No, that would not be legal (and in fact the DEC FDDI chips contain specific machinery to
detect and remove duplicate tokens should any show up). Sridhar was talking about a
switch (bridge), so each port is a separate LAN and as such has its own circulating
token.
paul
On Oct 11, 2013, at 2:04 PM, Hans Vlems <hvlems at zonnet.nl<mailto:hvlems at
zonnet.nl>> wrote:
Wouldn't that mean more than one token on a ring?
Van: Sridhar Ayengar
Verzonden: vrijdag 11 oktober 2013 19:55
Aan: hecnet at Update.UU.SE<mailto:hecnet at Update.UU.SE>
Beantwoorden: hecnet at Update.UU.SE<mailto:hecnet at Update.UU.SE>
Onderwerp: Re: [HECnet] FDDI advice
Paul_Koning at Dell.com<mailto:Paul_Koning at Dell.com> wrote:
Half duplex Ethernet slows down when there are collisions, but there
is no wait to transmit whenever the link is idle.

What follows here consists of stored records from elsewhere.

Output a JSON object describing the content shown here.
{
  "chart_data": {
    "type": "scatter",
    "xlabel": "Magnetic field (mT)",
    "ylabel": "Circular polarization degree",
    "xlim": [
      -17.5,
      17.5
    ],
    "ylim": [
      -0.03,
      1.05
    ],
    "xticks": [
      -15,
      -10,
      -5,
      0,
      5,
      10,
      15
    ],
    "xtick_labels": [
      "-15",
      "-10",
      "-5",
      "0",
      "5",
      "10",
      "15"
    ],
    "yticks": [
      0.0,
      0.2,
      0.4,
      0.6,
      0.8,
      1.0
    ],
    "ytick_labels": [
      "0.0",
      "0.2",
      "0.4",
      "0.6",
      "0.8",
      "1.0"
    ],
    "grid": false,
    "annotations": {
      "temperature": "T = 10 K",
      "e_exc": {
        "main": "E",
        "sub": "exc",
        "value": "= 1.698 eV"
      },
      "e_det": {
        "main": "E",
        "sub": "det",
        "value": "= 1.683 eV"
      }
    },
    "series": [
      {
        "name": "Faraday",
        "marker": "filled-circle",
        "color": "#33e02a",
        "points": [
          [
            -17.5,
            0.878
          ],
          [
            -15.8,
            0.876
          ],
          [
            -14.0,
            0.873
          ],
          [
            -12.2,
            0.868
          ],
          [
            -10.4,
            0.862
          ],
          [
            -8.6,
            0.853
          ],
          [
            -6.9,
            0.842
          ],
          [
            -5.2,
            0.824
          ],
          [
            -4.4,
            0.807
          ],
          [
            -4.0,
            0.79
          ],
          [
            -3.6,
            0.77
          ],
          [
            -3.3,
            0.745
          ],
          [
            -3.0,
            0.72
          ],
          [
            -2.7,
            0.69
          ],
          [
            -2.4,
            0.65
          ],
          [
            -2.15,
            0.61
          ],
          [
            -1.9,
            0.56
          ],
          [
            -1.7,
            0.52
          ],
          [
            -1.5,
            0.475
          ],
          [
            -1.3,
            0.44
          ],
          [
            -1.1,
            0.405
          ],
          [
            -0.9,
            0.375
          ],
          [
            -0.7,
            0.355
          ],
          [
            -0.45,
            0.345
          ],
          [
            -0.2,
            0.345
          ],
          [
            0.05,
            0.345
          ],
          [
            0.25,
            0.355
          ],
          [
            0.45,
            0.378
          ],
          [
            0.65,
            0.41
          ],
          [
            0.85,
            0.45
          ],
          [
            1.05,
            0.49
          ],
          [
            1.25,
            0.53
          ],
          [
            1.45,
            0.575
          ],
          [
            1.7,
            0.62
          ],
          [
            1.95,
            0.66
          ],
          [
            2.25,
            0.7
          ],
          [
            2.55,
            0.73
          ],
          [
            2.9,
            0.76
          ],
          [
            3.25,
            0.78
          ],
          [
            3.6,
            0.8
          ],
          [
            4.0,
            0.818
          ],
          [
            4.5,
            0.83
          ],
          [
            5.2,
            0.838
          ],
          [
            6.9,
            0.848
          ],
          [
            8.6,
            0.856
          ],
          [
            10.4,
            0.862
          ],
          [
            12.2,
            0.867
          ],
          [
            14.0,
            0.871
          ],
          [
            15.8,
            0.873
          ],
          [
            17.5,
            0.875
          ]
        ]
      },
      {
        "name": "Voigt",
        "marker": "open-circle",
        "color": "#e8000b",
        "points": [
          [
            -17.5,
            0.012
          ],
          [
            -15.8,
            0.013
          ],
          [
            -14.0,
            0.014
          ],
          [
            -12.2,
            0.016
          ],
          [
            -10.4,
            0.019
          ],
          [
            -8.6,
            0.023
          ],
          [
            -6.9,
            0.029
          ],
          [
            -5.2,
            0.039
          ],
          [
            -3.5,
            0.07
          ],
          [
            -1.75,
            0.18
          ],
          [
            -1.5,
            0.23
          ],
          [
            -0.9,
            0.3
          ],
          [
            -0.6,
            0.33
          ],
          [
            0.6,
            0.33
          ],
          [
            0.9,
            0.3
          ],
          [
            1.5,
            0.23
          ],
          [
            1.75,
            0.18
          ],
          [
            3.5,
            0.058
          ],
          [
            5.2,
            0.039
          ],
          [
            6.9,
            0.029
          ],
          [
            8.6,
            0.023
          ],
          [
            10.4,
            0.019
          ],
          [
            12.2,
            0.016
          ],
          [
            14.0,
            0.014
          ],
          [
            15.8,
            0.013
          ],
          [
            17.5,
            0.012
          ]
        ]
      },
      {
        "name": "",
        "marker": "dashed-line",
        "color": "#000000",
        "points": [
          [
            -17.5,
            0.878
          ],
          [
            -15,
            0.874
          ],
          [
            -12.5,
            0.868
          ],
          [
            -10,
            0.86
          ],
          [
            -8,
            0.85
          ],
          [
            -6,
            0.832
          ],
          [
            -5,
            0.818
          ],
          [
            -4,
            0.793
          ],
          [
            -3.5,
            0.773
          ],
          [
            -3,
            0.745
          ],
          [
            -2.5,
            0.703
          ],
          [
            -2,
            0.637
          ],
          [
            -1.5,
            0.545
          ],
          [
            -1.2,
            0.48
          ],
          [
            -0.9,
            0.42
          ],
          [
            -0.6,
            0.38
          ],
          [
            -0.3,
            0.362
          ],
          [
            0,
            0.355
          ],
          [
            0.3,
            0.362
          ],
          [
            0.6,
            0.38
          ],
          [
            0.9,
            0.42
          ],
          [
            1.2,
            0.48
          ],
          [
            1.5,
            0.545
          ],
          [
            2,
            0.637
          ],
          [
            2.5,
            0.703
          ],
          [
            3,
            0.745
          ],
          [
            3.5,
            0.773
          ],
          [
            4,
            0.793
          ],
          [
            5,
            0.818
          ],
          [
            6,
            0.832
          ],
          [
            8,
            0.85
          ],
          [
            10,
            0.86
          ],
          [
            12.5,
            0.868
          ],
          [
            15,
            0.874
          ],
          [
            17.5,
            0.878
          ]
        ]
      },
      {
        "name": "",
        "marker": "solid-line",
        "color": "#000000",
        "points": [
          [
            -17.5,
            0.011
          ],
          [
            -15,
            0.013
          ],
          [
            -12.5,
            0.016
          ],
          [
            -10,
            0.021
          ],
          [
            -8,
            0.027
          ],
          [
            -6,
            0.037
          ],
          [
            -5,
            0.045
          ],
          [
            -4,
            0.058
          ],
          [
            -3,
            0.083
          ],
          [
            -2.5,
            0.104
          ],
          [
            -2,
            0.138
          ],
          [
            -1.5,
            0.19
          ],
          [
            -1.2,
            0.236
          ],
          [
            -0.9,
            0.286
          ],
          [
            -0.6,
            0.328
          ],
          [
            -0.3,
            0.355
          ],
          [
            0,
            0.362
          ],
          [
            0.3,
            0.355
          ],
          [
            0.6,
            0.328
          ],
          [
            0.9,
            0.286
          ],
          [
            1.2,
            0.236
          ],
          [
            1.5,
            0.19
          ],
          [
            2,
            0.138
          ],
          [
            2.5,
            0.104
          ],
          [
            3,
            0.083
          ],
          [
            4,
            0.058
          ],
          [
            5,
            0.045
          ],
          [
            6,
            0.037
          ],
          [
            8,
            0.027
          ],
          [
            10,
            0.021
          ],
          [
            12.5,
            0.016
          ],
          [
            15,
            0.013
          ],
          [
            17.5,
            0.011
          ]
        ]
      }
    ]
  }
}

With FDDI, there
is (you wait for the token). So at high load, half duplex Ethernet
might be a little slower than FDDI, but at modest load, it will
definitely be faster (lower latency).
But, doesn't the GIGAswitch get around that by generating a token for
each port? Isn't that how switched-FDDI works?